Unfortunately, my friend and her family are now in that other group--the ones with white balloons.  Days after the fundraiser, they lost her niece to cancer.  Another shattered family, living an impossible and unbearable reality.  New members of a tribe (like mine, only different) that will rally to hold and comfort them, knowing that no condolences could ever be enough, ready to stand with them in a field full of broken-hearted people holding balloons.

It's not enough.  But in the face of nothingness, that companionship is truly something.

9 comments:

  1. Brooke,

    I absolutely love this post of yours. It explains so well why I still want to do things (Walks, clean the cemetery, light candles, etc) for my firstborn, Brianna. Because of this statement..."And I think sometimes, something--anything--is better than the nothing we live with every other day. So we replace nothingness with somethingness, even if it's just for a few hours at a time."

    Would you mind if I link to this from my Facebook page? I would love for others to see this.

    ReplyDelete
  2. Beautiful post. I completely agree, it's what there is. My mom lose her first child at 5 months old and to this day she decorates my sister's grave with tons of flowers several times a year. I think that was her way of continuing to parent and take care of the daughter she lost. It's not enough, but it's all there is. Thank you for sharing this.

    ReplyDelete
  3. It's something- yes. It seems like it's never enough, the small things that I am able to do for Aiden. Releasing balloons into the air instead of tying them to tables at his 3rd birthday party last week just seemed so not enough. But you're right it's something. It's all I have. It's these small things that allow me to parent him.

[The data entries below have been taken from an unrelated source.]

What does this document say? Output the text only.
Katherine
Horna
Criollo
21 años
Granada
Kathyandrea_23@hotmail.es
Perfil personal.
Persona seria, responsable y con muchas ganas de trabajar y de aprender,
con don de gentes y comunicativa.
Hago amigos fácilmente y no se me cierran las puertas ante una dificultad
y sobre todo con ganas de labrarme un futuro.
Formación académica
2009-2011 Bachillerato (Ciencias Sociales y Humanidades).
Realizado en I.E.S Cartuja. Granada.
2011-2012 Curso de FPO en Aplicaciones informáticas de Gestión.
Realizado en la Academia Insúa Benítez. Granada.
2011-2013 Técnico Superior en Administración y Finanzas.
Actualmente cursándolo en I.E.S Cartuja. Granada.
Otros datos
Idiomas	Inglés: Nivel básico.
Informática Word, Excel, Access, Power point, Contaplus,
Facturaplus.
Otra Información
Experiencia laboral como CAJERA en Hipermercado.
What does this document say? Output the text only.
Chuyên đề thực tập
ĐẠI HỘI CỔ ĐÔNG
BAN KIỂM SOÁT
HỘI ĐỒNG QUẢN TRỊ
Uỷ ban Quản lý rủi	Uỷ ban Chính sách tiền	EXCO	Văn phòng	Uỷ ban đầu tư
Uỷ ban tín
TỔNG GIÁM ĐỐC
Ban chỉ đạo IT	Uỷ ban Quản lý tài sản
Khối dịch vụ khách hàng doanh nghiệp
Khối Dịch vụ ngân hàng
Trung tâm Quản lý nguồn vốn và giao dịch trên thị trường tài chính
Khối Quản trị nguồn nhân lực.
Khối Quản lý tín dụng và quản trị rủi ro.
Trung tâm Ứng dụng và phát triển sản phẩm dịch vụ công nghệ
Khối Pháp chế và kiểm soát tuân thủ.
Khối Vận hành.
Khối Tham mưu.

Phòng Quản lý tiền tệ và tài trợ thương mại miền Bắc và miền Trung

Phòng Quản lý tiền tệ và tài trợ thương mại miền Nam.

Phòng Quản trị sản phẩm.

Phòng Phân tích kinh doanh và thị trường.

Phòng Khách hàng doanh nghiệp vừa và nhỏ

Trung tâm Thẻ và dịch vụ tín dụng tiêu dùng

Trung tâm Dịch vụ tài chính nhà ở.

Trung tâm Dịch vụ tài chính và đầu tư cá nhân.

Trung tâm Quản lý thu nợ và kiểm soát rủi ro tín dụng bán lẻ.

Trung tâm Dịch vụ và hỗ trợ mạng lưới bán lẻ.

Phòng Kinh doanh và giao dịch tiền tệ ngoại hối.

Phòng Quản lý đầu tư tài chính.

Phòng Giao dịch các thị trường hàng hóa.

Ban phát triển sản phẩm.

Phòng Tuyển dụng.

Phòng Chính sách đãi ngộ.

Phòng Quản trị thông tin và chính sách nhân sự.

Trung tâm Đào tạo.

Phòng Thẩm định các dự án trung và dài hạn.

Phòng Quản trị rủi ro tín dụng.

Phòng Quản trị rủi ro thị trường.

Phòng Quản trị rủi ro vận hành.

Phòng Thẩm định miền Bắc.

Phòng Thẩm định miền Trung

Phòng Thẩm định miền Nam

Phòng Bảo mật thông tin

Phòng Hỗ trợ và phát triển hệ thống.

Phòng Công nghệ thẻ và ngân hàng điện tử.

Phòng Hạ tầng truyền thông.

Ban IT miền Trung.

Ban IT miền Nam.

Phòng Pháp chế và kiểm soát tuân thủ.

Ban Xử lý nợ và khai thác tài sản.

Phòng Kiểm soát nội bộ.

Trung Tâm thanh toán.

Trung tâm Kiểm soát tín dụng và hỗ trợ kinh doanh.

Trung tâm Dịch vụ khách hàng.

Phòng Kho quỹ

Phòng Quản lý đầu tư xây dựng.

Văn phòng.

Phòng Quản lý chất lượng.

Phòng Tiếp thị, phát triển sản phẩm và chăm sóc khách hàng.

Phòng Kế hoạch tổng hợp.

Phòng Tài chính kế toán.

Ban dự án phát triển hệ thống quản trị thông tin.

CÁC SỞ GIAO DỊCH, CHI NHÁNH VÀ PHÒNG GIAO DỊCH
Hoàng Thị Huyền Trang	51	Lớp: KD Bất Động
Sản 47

He will always be my son.

    I wish it was more. I wish it was more for all of us.

    Saying prayers for your friend and her family.

    ReplyDelete
  4. I agree that no one can handle the loss of a child. The old me certainly couldn't handle it. I barely functioned for months. Slowly, I grew into a different person, the sort of person who unfortunately knows (at least most of the time) how to be a mother to a lost child.

    ReplyDelete
  5. Just beautiful, Brooke.

    The little somethings will never be enough, but... It's something. Parenting is hard - living child or not. So glad I can turn to this group for parenting advice on both regards.

    ReplyDelete
  6. Oh yes. It's not enough.

    I was looking at the photo display we made for the services, and remembering how I felt when working on them. I would bounce between feeling like we were capturing who she was - and then I would bounce right back to knowing that it was just a display, and a poor stand in for the girl we love.

    Thank you for writing this, and for your friendship, your companionship.

    ReplyDelete
  7. Really beautiful Brooke. So well said.

    It's something. It's heartbreaking that it's just the little somethings we have, meant to be beautiful (and it is) but its never EVER enough. And it will never ever be ok that they're gone.

    ReplyDelete
  8. Something is better than nothing. I don't even feel like functioning on Jack's birthday. Like, why bother? But my family pulls me through, doing "something" to recognize his life on his birthday. Because the alternative, the not celebrating, the not participating, is even sadder.

    Because of course you're still her momma as much as I am his. Because of course you love her with all of your heart even though she's not here. You have to do something, or it will all become "nothing".

    ReplyDelete
  9. Beautifully said. It's never enough... but it's something, and it helps.